After being apprehended by Spider-Man, the Green Goblin, Dr. Octopus, Sandman, Electro and Kraven the Hunter were being held in a S.H.I.E.L.D. containment center. Now the worst has happened as all five have escaped. There are only two things on their minds: Revenge and Spider-Man.
Our motley crew of escaped super-villains make themselves at home in one of Kingpin's summer homes as Norman Osborn makes intimidating phone calls to the White House. The President is not at all pleased when he learns that S.H.I.E.L.D. leader Nick Fury had illegally detained the aforementioned group, and is even less pleased to hear that Mr. Osborn himself is demanding his company, his son, the arrest of Sgt. Fury, and international amnesty for Sgt. Fury's thoroughly illegal and unconstitutional actions (which I do believe includes Oscorp being commissioned to develop a Super Soldier serum, but don't quote me on that) will be broadcast (via Kraven's production company) to the media.

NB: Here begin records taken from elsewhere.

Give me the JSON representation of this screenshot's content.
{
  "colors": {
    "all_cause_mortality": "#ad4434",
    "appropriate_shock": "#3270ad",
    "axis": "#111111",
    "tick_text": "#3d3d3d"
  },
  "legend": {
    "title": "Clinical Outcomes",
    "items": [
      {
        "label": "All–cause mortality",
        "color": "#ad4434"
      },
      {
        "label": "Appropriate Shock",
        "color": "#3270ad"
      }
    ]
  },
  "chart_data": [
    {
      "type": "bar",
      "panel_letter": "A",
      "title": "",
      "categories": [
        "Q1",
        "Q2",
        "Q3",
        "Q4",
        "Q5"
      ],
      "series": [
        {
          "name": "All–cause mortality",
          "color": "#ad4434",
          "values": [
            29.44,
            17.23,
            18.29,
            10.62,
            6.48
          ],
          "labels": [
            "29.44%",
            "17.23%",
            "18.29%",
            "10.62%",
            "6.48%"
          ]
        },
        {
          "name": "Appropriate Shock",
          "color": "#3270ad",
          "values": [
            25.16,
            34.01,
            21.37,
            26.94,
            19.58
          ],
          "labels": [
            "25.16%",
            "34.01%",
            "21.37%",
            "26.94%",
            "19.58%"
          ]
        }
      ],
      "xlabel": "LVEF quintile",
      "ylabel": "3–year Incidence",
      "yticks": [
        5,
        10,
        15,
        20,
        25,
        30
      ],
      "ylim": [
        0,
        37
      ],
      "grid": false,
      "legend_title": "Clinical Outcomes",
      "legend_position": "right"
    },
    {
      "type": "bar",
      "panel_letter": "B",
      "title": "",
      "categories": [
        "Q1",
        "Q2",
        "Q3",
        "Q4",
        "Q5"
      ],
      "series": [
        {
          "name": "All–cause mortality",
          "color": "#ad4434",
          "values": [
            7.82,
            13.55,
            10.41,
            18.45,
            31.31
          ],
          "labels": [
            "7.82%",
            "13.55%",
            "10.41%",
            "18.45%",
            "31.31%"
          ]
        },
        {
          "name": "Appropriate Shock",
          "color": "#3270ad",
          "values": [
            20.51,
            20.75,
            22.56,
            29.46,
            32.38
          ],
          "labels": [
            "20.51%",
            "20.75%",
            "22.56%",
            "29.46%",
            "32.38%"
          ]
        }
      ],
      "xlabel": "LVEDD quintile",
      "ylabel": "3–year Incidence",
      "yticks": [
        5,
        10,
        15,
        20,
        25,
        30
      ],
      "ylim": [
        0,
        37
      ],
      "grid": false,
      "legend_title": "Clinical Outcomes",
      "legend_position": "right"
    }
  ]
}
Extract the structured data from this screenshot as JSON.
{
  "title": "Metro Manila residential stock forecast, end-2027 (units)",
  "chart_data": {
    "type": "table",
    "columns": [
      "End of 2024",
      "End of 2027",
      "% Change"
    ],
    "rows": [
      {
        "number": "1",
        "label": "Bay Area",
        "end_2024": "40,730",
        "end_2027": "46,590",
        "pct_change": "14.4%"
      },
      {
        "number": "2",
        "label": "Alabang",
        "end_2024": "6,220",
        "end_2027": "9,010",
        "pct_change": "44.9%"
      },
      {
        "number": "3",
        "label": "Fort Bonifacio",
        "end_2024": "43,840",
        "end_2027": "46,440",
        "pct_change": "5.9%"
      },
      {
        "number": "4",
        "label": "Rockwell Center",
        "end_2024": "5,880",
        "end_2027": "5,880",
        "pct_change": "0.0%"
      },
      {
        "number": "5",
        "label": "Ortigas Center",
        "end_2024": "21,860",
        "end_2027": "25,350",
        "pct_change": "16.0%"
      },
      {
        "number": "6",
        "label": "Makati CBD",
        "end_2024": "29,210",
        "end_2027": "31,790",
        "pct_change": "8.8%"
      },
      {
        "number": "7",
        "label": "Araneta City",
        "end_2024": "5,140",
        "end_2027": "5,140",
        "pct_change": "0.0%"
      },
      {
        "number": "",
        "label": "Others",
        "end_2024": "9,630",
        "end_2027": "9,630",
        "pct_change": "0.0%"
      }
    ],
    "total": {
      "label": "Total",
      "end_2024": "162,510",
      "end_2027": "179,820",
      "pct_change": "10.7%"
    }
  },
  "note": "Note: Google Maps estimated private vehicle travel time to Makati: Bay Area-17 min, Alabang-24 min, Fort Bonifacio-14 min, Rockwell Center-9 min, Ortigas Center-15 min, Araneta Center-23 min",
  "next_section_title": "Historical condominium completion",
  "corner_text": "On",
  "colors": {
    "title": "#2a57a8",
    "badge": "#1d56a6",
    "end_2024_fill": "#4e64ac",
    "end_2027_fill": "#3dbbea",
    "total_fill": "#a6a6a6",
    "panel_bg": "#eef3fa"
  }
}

Unfortunately, the Ultimates aren't aware that Osborn's claims weren't completely true, and they buy right into his distraction by storming Kraven's studio and ending up empty handed while Dr. Otto Octavius hacks into S.H.I.E.L.D's mainframe and takes down all their security.
The lights explode and broken glass rains down over the office and onto the head of Peter Parker (who had been asked to wait at S.H.I.E.L.D. H.Q. and eventually aid in bringing Osborn's team to justice). Up from the chaos rise Shocker and the Sandman, who briefly rough Parker up before making room for the Green Goblin. The Goblin raises his head, uttering a sinister "My boy..." Then, with a bolt of electricity, it looks like lights out for Peter Parker.
Can I be honest with you guys for just a moment? I know I probably seem like a total heathen for saying this but, since its inception, I haven't been able to bring myself to care whatsoever about Marvel's Ultimate line. I understand their desire to achieve a new readership, but I could never help myself from feeling that the adjustments they made to the characters and the universe in the name of staying "fresh" were mostly forced and unnecessary. "Sinister Six" has, so far, allowed me to open my mind to the idea quite a bit more.
Bendis' writing is absolutely top notch. When he first began work on "Alias" a few years back, his understanding of the Marvel universe seemed a bit lacking to me. It was as though he would write his story based on whatever he wanted, and he'd enlist the help of a friend of his to tell him which existing characters could work in which parts. Maybe this wasn't the case, just the impression that I got. However, as he has watched (and helped) the Ultimate universe grow since its inception, he appears to have an absolutely flawless knowledge of its character's traits and motivations. This story in particular is incredibly interesting to read with it's well conceived plot, it's entertaining dialogue, and it's riveting action sequences (made all the more intense thanks to the hyper-realistic art team, each member of whom [right down to the colorist] add a depth to the comic I haven't seen in quite some time).
4.5 Webs. Absolutely enthralling to no end. This isn't quite REQUIRED reading, but I don't think it's that far off.